バロン・オックスのブログ

猫と音楽とワインのある風景

「バラバム」「バラバム」「バラバム」とバラバラに言うシュッツ

2017-06-13 17:02:48 | 音楽
ゴミに息を吹きかけるのは斉藤由貴さんだけではなかった。知人のピアニスティンのHさんがドイツの音大に留学していたときのこと、仲良しのギタリスティンのSさんと屋外でご飯を食べていたら、Sさんのお皿にごみが。「あ~ん、○○ちゃん、どうしよう」と言うとHさんがゴミにふっと息を吹きかけてふっとばし「ほら、これで大丈夫」。見事に「なかったことにした」そうだ(Sさんから聞いた話)。なるほど、このくらいでないと、あの豪快(かつ繊細)な演奏はできないってことだ。話は変わって。シュッツの音取りは慣れないと難しいという。予想がつかないというのだ。たしかに、古典派以降の調性音楽とは趣きが違う。調性音楽では、ときどきフェイントがあるとしても、大体、うろころするうちに基調に戻ってくる。Rシュトラウスなど急に半音低い調に転調してびっくりさせるが(回転のおかしいレコードプレイヤー的効果)、すぐ元に戻る。街中をほっつき歩いてても夜になると家に帰ってくる猫のようだ(因みに、うちの猫は100%家猫。それがヴォランティアさんとの約束)。もちろん転調はあるが、転調したらしばらくは転調後の調がきっちり支配する。引越は意を決してするわけだ。それに対し、シュッツはどうだ。例えば「Das ist gewißlich wahr」のサビの部分などバスがドレミファソと昇っていくのだが、それが全部基音。つまり、ハ長調(調号なし)、ニ長調(♯二つ)、ホ短調(♯一つ)、ヘ長調(♭一つ)、ト長調(♯一つ)という転調を二小節ごとにやるわけだ。かばん一つでどんどん引越をする感じ。あるいは異次元へのワープを繰り返す感じ。こうしたシュッツを歌う会を月1回やっている。なかなかぴたーっとはいかないが、はまるとなんとも言えない恍惚感に満たされる。

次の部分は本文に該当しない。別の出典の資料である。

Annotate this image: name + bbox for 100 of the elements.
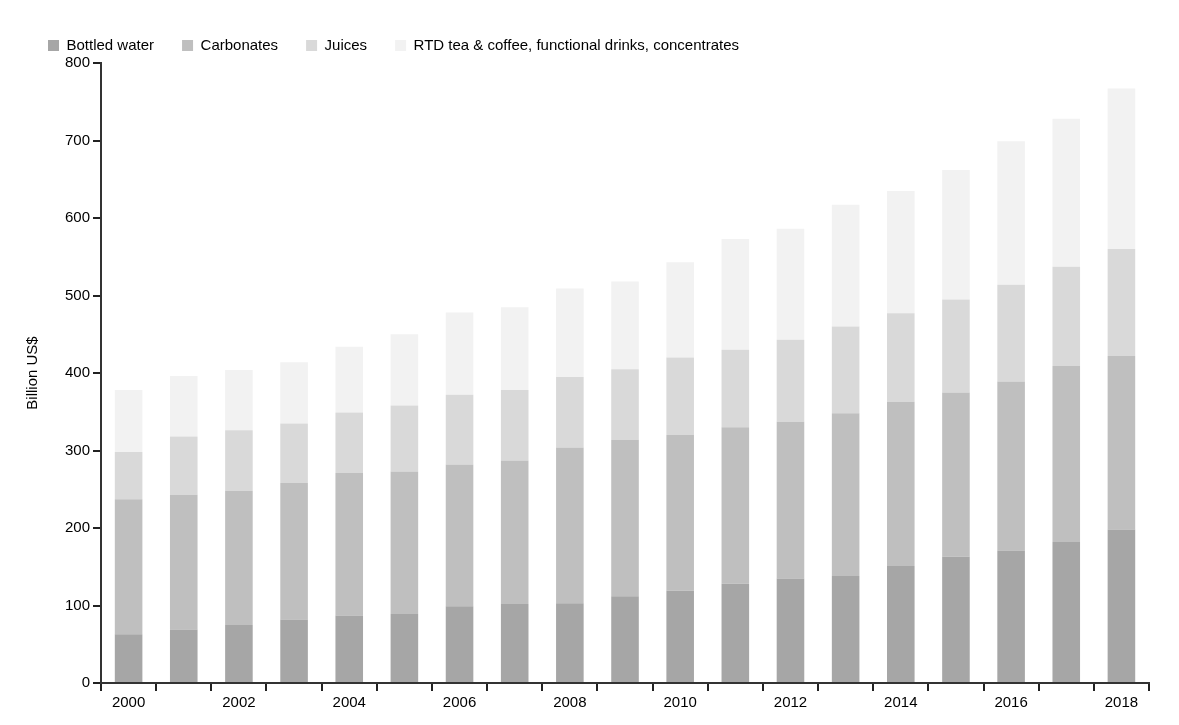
y-tick-label: 200: [65, 518, 91, 536]
bar: [666, 262, 694, 358]
bar: [556, 603, 584, 682]
x-tick-label: 2014: [884, 693, 918, 711]
x-tick-label: 2016: [994, 693, 1028, 711]
bar: [390, 405, 419, 472]
bar: [776, 228, 805, 340]
bar: [445, 312, 474, 395]
bar: [500, 460, 529, 604]
bar: [280, 362, 308, 424]
legend-label: RTD tea & coffee, functional drinks, concentrates: [413, 35, 740, 53]
bar: [1052, 366, 1081, 542]
y-tick-label: 100: [65, 595, 91, 613]
bar: [831, 204, 860, 327]
bar: [500, 603, 529, 682]
bar: [721, 349, 750, 428]
bar: [390, 471, 419, 615]
bar: [611, 439, 639, 597]
bar: [831, 326, 860, 414]
bar: [335, 615, 364, 682]
bar: [335, 472, 364, 616]
bar: [390, 614, 419, 682]
bar: [942, 299, 970, 393]
bar: [280, 423, 308, 484]
bar: [335, 412, 364, 473]
x-tick-label: 2004: [332, 693, 366, 711]
bar: [721, 583, 750, 682]
bar: [114, 499, 143, 635]
bar: [666, 590, 694, 682]
y-tick-label: 600: [65, 208, 91, 226]
x-tick-label: 2018: [1104, 693, 1139, 711]
bar: [1107, 355, 1136, 530]
bar: [280, 483, 308, 620]
bar: [942, 169, 970, 300]
bar: [611, 596, 639, 682]
x-tick-label: 2000: [111, 693, 146, 711]
legend-label: Carbonates: [200, 35, 279, 53]
x-tick-label: 2008: [553, 693, 587, 711]
x-tick-label: 2002: [222, 693, 256, 711]
bar: [611, 369, 639, 440]
legend-label: Bottled water: [66, 35, 155, 53]
bar: [887, 565, 915, 682]
bar: [997, 141, 1025, 285]
bar: [611, 281, 639, 370]
bar: [169, 436, 198, 495]
bar: [887, 190, 915, 314]
bar: [666, 357, 694, 435]
bar: [997, 550, 1025, 682]
bar: [887, 401, 915, 566]
y-axis-title: Billion US$: [23, 335, 41, 410]
bar: [666, 435, 694, 591]
bar: [225, 624, 253, 682]
bar: [997, 284, 1025, 382]
bar: [445, 394, 474, 465]
bar: [390, 334, 419, 406]
bar: [997, 381, 1025, 551]
bar: [942, 556, 970, 682]
bar: [335, 346, 364, 413]
bar: [169, 629, 198, 682]
bar: [280, 619, 308, 682]
x-tick-label: 2010: [663, 693, 697, 711]
bar: [721, 238, 750, 350]
bar: [225, 490, 253, 625]
bar: [776, 421, 805, 579]
y-tick-label: 400: [65, 363, 91, 381]
bar: [1052, 118, 1081, 267]
bar: [1052, 541, 1081, 682]
bar: [445, 606, 474, 682]
bar: [169, 494, 198, 630]
bar: [114, 634, 143, 682]
bar: [831, 576, 860, 682]
bar: [1107, 249, 1136, 356]
bar: [169, 376, 198, 437]
y-tick-label: 0: [81, 673, 91, 691]
bar: [225, 369, 253, 431]
bar: [500, 307, 529, 391]
y-tick-label: 800: [65, 53, 91, 71]
bar: [831, 413, 860, 577]
bar: [776, 339, 805, 422]
bar: [114, 390, 143, 453]
bar: [114, 452, 143, 500]
y-tick-label: 300: [65, 440, 91, 458]
bar: [556, 288, 584, 377]
bar: [556, 376, 584, 448]
x-tick-label: 2012: [773, 693, 808, 711]
bar: [942, 392, 970, 557]
legend-label: Juices: [324, 35, 368, 53]
bar: [721, 427, 750, 584]
bar: [1107, 529, 1136, 682]
x-tick-label: 2006: [442, 693, 477, 711]
bar: [556, 447, 584, 604]
bar: [500, 390, 529, 461]
bar: [445, 464, 474, 607]
bar: [1052, 266, 1081, 367]
y-tick-label: 500: [65, 285, 91, 303]
bar: [887, 313, 915, 402]
bar: [776, 578, 805, 682]
bar: [225, 430, 253, 491]
y-tick-label: 700: [65, 130, 91, 148]
bar: [1107, 88, 1136, 249]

1回の練習で数曲を歌うのだが(シュッツだけではなく最近はブクステフーデやシャインも歌っている)、その中にシュッツのマタイ受難曲もあって、毎回ちびりちびりと歌い進めていて、ようやく民衆が「バラバム」と叫ぶところまできた。なじみの深いバッハとの比較も面白い。バッハのマタイでは「バーーーーーラバム」と一声。それに対してシュッツのは「バラバム」「バラバム」「バラバム」とバラバラ(このダジャレを言いたかったわけではない)。さて、異次元へのワープといえば、子供の頃、「タイムトンネル」というアメリカ製のテレビドラマがあって、NHKで放送していた。タイムマシンでいろんな時代に人を送るという話。しましまのトンネルがタイムマシンだった。